No soy psicólogo, pero en este punto, el segundo peligro del invicto de Lorenzo, creo saber de lo que hablo, pues al igual que el audaz lector, alguna vez lo he experimentado: ser favorito y responder, en cualquier ámbito, del fútbol hasta el periodismo pasando por el partido de ping pong contra el suegro, es algo que se aprende y que se entrena. La expectativa –ajena y propia– es un fenómeno psicológico que les cuesta incluso a las mentes más robustas. Lo confesó Federer en un discurso que dio hace un par de días. 

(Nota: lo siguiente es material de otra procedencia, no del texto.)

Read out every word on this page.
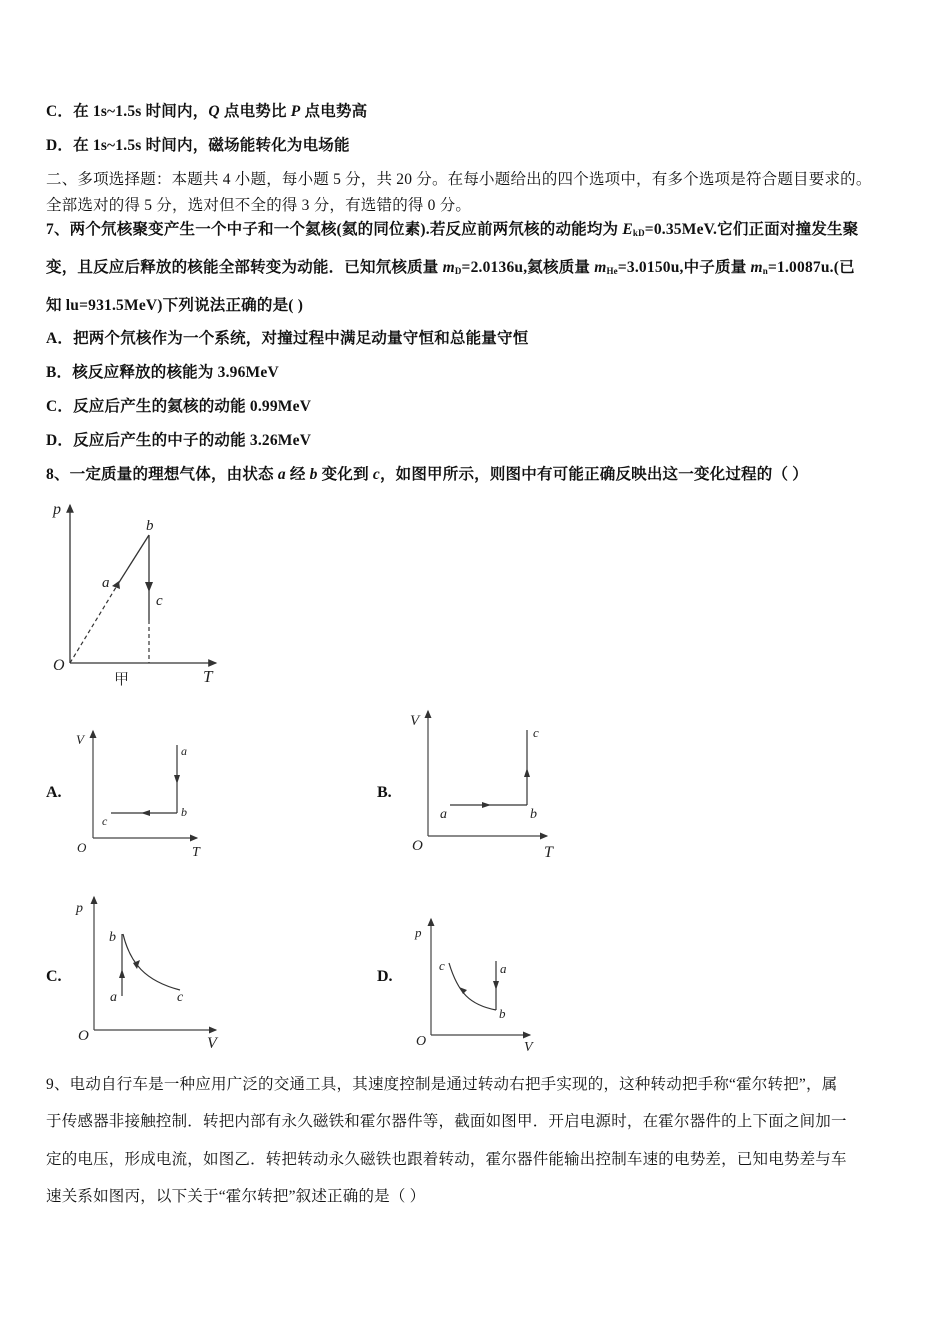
C．在 1s~1.5s 时间内，Q 点电势比 P 点电势高
D．在 1s~1.5s 时间内，磁场能转化为电场能
二、多项选择题：本题共 4 小题，每小题 5 分，共 20 分。在每小题给出的四个选项中，有多个选项是符合题目要求的。
全部选对的得 5 分，选对但不全的得 3 分，有选错的得 0 分。
7、两个氘核聚变产生一个中子和一个氦核(氦的同位素).若反应前两氘核的动能均为 $E_{kD}=0.35MeV$.它们正面对撞发生聚
变，且反应后释放的核能全部转变为动能．已知氘核质量 $m_D=2.0136u$,氦核质量 $m_{He}=3.0150u$,中子质量 $m_n=1.0087u$.(已
知 lu=931.5MeV)下列说法正确的是( )
A．把两个氘核作为一个系统，对撞过程中满足动量守恒和总能量守恒
B．核反应释放的核能为 3.96MeV
C．反应后产生的氦核的动能 0.99MeV
D．反应后产生的中子的动能 3.26MeV
8、一定质量的理想气体，由状态 a 经 b 变化到 c，如图甲所示，则图中有可能正确反映出这一变化过程的（ ）
p
T
O
a
b
c
甲
A.
V
T
O
a
b
c
B.
V
T
O
a	b
c
C.
p
V
O
a
b
c
D.
p
V
O
a
b
c
9、电动自行车是一种应用广泛的交通工具，其速度控制是通过转动右把手实现的，这种转动把手称“霍尔转把”，属
于传感器非接触控制．转把内部有永久磁铁和霍尔器件等，截面如图甲．开启电源时，在霍尔器件的上下面之间加一
定的电压，形成电流，如图乙．转把转动永久磁铁也跟着转动，霍尔器件能输出控制车速的电势差，已知电势差与车
速关系如图丙，以下关于“霍尔转把”叙述正确的是（ ）
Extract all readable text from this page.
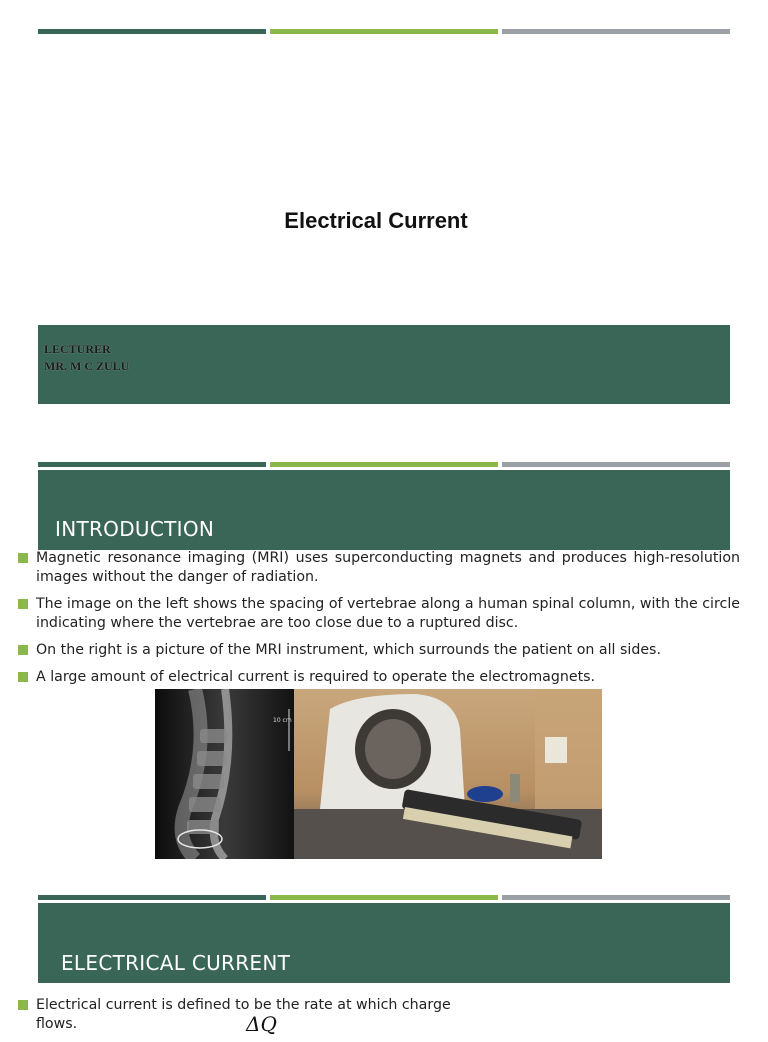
Electrical Current
LECTURER
MR. M C ZULU
INTRODUCTION
Magnetic resonance imaging (MRI) uses superconducting magnets and produces high-resolution images without the danger of radiation.
The image on the left shows the spacing of vertebrae along a human spinal column, with the circle indicating where the vertebrae are too close due to a ruptured disc.
On the right is a picture of the MRI instrument, which surrounds the patient on all sides.
A large amount of electrical current is required to operate the electromagnets.
10 cm
ELECTRICAL CURRENT
Electrical current is defined to be the rate at which charge flows.	ΔQ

Por eso sigue teniendo vigencia el postulado del autosabotaje inconsciente de Freud. Por un lado, le tememos –y le huimos– a lo desconocido, en este caso tener éxito, ser campeones, ganarles a los mejores; y por otro, nos resistimos, con las vísceras, a creernos merecedores y capaces de consumar nuestras capacidades y virtudes; dicho coloquialmente: algo adentro, muy adentro, se resiste a creernos el cuento.  

Entonces se entiende por qué Pelé nos hizo un enorme daño al lanzarnos al abismo de lo desconocido cuando dijo que Colombia iba a ganar el Mundial de Estados Unidos. Se entiende porque James, que precozmente fue lanzado al abismo de ser el 10 del equipo más difícil del mundo, se desmoronó de a poquitos. Porque Farah no pudo ganar el punto definitivo para vencer a Federer en Wimbledon en 2009, pues ganarle a la leyenda era algo ajeno para su sistema. Ahí caben también las finales perdidas por el América de Cali en Libertadores, que no ha podido descifrar el agujero negro de ser el mejor equipo del continente. 

A cambiar favoritismo por resultados y títulos, se aprende fallando. Una y otra vez, hasta que las células –y esto se hereda– se acostumbran a tener que corroborar en la cancha lo que se murmura afuera. La historia exige paciencia.  Si a Messi –¡Messi!– le tocó aprender a creerse el cuento con Argentina –y nadie puede decir que no pagó el precio freudiano de tres finales de Copa América y una de la copa del mundo perdidas–, no podemos esperar nada distinto de James, Arias, Matheus y Luis Díaz. 

Ninguno de nuestros futbolistas, excepto el 7 de Liverpool, se exponen en su cotidianidad a ser los favoritos y a tener que salir campeones. Esta etiqueta de invencibles que engañosamente viene con los invictos prolongados, les es nueva. Están aprendiendo cómo se come la narrativa de ser los mejores y eso de que Mr. Chip salga con sus estadísticas burócratas a decir a los cuatro vientos, y en las cuatro redes, que la Selección Colombia es la de mejor forma del mundo. 

Querámoslo o no, hay que tenerles paciencia. Y aprender con ellos, como hinchas, a aceptar que somos novatos en tener estadísticas tan favorables y un respeto unánime. Contra Paraguay, el próximo lunes, cuando empiece la función, sabremos si le ganamos o no a Freud y a Newton. Y qué tanto hemos aprendido a que las estadísticas, en el fútbol, así se hayan convertido en el gran fetiche, están ahí para romperse; y con ellas el corazón y el ánimo de los más inflamados y confiados. No hemos ganado nada, no hemos hecho el primer gol.